The Lynn trio came equipped with shocking statistics to present to the committee of state senators.
In their school system, there is one guidance counselor for every 375 students at the secondary level, which is beyond the New England Association of Schools and Colleges (NEASC) limit. For every English as a second language (ESL) teacher at the elementary level, there are 50 English language learner (ELL) students.
Fifty percent of Lynn students are economically disadvantaged, according to O’Neil, and class sizes throughout the city are overcrowded with a minimum of 27 students, even at the kindergarten levels. McGee said out of the 16,400 students in Lynn, 2,800 are in need of special education services and 186 need special school placements for individual educational needs.
“If this is true for our students, that education is the only means toward equity, to say that I am worried about meeting my responsibility to provide this critical pathway would be a profound understatement,” said Tutwiler. “This worry is rooted in large measure by a funding formula that undercuts our ability to meet the needs of our students.”
In 1993, Massachusetts passed an education reform bill, establishing a formula to ensure each district had the funding to provide their students with a quality education. Twenty-five years later, most lawmakers agree that the state’s system of funding school districts needs another overhaul.
In 2015, the state’s Foundation Budget Review Commission was established and found wide disparities in school funding between rich and poor districts. The commission reported underfunding to the tune of $1-2 billion a year in three specific funding areas.
The commission found that school employee health insurance costs were exceeding their budget allotment, the formula only accounted for special education funding through an “assumed rate of district enrollment,” rather than an actual account of students in need of the services, and there is an achievement gap for low-income and ELL students.
To resolve the issues of the current formula, the Education PROMISE Act was introduced, with Sen. Sonia Chang-Diaz as the lead sponsor. If approved and implemented, the act would account for districts’ health care costs, modernize the ELL and low-income budgeting components, accurately project special education costs, establish a data advisory task force, fix funding glitches and prevent phase-in inequity.
Gov. Charlie Baker is also expected to introduce legislation with his own proposals to combat the issues with the funding formula. If the reform was approved and implemented with Baker’s proposed changes, state aid to schools overall would increase to $3.3 billion by 2026.
Parents, educators, students, and city and town officials from across the commonwealth filled the auditorium. They sported T-shirts with sayings like “Fund our Future,” “Our kids are not entering your school to prison pipeline,” and “Latino and Brown kids deserve education not incarceration.”

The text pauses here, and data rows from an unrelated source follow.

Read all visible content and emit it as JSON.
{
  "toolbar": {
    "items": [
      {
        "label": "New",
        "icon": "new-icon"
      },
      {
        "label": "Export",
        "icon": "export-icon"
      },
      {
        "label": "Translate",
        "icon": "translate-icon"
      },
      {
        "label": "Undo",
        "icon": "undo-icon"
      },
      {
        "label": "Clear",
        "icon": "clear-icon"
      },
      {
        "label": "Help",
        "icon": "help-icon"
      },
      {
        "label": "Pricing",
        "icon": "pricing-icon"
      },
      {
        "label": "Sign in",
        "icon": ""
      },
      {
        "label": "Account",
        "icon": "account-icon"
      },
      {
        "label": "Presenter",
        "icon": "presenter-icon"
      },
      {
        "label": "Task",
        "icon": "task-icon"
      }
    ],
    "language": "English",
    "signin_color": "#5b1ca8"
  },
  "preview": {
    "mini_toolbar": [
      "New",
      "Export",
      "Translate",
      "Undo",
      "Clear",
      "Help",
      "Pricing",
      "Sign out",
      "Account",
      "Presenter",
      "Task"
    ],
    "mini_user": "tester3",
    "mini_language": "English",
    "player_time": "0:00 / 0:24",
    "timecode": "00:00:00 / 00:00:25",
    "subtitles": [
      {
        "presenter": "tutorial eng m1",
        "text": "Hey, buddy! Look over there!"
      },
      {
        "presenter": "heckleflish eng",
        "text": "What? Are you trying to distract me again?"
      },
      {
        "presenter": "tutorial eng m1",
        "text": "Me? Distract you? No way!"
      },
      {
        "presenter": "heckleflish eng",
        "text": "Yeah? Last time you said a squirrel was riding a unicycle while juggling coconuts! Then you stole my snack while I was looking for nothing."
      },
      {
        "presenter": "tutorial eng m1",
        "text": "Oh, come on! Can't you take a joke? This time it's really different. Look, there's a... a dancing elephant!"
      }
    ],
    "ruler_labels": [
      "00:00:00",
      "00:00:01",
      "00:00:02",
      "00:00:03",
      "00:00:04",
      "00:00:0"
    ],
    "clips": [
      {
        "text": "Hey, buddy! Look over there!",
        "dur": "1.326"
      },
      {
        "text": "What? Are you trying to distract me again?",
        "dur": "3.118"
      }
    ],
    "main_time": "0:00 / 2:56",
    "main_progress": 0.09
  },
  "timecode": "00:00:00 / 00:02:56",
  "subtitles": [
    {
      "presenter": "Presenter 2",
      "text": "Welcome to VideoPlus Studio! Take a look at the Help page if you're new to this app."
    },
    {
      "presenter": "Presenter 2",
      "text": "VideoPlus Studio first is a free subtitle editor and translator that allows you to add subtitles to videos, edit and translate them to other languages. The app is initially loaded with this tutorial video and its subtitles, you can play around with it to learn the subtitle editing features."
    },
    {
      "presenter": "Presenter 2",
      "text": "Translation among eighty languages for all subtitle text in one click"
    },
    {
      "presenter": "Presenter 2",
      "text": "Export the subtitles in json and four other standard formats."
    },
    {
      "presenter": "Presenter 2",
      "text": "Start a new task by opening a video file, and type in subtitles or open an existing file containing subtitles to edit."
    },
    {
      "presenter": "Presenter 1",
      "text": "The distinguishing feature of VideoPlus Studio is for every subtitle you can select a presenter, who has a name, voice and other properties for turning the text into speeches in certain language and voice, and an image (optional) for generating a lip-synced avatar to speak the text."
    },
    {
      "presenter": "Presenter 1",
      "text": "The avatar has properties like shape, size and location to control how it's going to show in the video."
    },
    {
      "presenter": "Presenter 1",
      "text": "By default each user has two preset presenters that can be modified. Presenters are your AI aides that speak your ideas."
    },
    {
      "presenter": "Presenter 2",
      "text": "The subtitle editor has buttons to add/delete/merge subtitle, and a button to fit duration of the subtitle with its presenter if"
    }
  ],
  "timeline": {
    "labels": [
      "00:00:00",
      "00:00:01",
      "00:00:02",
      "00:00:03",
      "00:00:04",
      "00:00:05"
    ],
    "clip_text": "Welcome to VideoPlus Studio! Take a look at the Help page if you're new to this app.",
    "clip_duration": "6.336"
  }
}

Boston Mayor Marty Walsh also testified before the joint committee and said the reform revamp is one of the most important issues this legislation will face for quite some time. He said mayors and town managers across the commonwealth need to work together to find a resolution that puts politics aside and starts meeting the needs of the students and communities.
The loudest cheers from the day-long event came after the testimonies of New England Patriots players Devin and Jason McCourty, Duron Harmon, and Matthew Slater. As members of the Players Coalition, which was established in 2017, the football stars all spoke in favor of the PROMISE Act.
Jason McCourty noted that Massachusetts students of color don’t have the same resources, counselors, or books as their neighbors in communities with predominantly white schools, Harmon said arresting or suspending students of color when they get in trouble is not always the answer, and Slater said students don’t get to choose their families, race, or language and those factors shouldn’t decide the kind of education they receive.
“Failing these kids will be failing ourselves and our country and we are prepared to battle for them,” Devin McCourty said. “The PROMISE Act will help all students get what they need to have an equal chance.”